23. März 2012: US-Präsident Barack Obama spricht den Eltern des Opfers sein Mitgefühl aus: "Wenn ich einen Sohn hätte, er würde wie Trayvon aussehen." Bereits 1,5 Millionen Menschen unterstützen die Internetpetition von Martins Eltern. 3. April: Auch das FBI ermittelt nun in dem Fall.

9. April 2012: Zimmerman äußert sich erstmals seit seinem Abtauchen kurz nach Martins Tod. Über das Internet ruft er zu Spenden für seinen rechtlichen Beistand auf.

11. April 2012: Die Sonderermittlerin der Staatsanwaltschaft teilt mit, dass Anklage gegen Zimmerman erhoben wird. George Zimmerman muss sich wegen Mordes mit bedingtem Vorsatz ("second degree murder") verantworten.

5. Juni 2012: Zimmerman kommt gegen eine Kaution in Höhe von einer Million Dollar erneut auf freien Fuß. Eine erste Haftentlassung gegen Zahlung von 150.000 Dollar Kaution war vier Tage zuvor wegen falscher Angaben über die Vermögensverhältnisse aufgehoben worden.

21. Juni 2012: Sanfords Polizeichef Bill Lee wird gefeuert. Im Zusammenhang mit dem Fall Trayvon Martin habe er das Vertrauen und den Respekt eines Teils der Gemeinde verloren, hieß es zur Begründung.

26. Februar 2013: Am Jahrestag der tödlichen Schüsse auf Trayvon Martin halten Hunderte Demonstranten in New York eine Mahnwache ab. Viele Teilnehmer tragen Kapuzenpullover.

20. Juni 2013: Mit zehn Tagen Verzögerung werden die Geschworenen für den Prozess gegen Zimmerman gewählt. Sechs Frauen - fünf Weiße und eine Hispano-Amerikanerin - sollen über Schuld oder Unschuld entscheiden.

24. Juni 2013: In Sanford beginnt der Prozess. Die Staatsanwaltschaft wirft Zimmerman vor, Martin bewusst erschossen zu haben. Der Angeklagte beharrt weiter auf Notwehr.

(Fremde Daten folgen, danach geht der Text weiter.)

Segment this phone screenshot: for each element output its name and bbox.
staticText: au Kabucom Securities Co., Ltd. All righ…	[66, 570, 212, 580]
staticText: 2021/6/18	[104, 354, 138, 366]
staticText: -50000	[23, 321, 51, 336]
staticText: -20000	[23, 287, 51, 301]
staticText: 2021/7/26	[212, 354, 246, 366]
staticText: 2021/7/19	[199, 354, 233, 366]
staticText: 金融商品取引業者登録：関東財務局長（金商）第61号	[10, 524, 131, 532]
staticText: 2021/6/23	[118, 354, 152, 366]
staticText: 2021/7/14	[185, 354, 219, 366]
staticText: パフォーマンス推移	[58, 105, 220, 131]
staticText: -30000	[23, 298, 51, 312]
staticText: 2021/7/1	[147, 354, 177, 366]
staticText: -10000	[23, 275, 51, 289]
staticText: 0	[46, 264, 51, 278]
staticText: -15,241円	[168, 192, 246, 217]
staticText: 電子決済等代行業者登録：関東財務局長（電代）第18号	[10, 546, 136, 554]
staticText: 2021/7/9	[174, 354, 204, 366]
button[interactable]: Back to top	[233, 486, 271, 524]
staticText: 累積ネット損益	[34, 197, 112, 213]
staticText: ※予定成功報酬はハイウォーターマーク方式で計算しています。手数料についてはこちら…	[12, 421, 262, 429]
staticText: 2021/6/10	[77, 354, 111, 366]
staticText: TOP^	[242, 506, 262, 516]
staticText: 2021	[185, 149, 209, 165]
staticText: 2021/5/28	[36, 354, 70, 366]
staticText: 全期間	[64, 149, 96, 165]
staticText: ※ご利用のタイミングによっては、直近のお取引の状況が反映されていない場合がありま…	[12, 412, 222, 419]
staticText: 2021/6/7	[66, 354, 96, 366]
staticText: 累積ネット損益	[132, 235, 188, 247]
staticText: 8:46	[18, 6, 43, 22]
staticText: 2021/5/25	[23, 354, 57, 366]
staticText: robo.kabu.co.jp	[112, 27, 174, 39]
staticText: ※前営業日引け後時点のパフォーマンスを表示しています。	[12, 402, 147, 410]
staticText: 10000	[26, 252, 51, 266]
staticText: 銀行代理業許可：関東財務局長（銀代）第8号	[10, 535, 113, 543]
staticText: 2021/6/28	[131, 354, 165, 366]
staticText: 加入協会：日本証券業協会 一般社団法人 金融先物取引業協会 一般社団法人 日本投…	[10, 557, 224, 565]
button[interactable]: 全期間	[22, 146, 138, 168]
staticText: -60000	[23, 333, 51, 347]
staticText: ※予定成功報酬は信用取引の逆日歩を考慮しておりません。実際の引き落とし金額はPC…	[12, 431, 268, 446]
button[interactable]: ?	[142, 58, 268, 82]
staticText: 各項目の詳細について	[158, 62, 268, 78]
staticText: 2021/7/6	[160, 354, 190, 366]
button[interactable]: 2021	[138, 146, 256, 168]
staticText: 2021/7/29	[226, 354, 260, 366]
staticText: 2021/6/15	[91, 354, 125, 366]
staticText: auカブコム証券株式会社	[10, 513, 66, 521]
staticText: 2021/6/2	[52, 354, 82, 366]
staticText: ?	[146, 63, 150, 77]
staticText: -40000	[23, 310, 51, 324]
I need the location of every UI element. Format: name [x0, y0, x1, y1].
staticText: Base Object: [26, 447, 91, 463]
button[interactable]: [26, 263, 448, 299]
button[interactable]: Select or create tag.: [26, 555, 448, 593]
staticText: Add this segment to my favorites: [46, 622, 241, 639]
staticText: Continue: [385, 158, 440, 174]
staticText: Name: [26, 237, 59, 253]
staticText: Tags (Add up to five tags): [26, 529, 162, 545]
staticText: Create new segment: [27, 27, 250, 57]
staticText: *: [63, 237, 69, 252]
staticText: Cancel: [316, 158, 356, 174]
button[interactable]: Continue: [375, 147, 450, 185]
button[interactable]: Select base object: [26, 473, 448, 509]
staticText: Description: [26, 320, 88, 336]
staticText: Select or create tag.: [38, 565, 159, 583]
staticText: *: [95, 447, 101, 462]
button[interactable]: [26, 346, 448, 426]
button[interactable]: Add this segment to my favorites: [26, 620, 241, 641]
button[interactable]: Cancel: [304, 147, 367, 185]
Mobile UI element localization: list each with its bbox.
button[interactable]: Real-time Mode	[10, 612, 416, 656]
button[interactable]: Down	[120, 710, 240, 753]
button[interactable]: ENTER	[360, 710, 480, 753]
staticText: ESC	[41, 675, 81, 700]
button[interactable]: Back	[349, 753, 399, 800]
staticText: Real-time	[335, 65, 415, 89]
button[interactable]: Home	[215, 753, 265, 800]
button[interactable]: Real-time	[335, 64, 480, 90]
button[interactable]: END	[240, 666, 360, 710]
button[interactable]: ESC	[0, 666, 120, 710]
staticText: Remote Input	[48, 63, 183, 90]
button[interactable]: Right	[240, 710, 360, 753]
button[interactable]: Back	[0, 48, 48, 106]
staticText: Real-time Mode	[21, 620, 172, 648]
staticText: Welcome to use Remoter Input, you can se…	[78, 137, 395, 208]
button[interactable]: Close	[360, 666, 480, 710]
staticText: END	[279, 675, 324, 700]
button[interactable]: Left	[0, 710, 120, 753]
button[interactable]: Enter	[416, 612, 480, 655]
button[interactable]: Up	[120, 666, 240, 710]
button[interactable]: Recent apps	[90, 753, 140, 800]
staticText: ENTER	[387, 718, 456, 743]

11. Juli 2013: Die Schlussplädoyers beginnen. Staatsanwalt Bernie de la Rionda nennt Zimmerman einen "Möchtegern-Cop", der in dem 17-Jährigen einen Kriminellen gesehen habe. Verteidiger Mark O'Mara entgegnet, Zimmerman habe aus Notwehr geschossen und sei freizusprechen.

13. Juli 2013: Die Geschworenen befinden Zimmermann des Mordes mit bedingtem Vorsatz für nicht schuldig. Er verlässt das Gericht als freier Mann.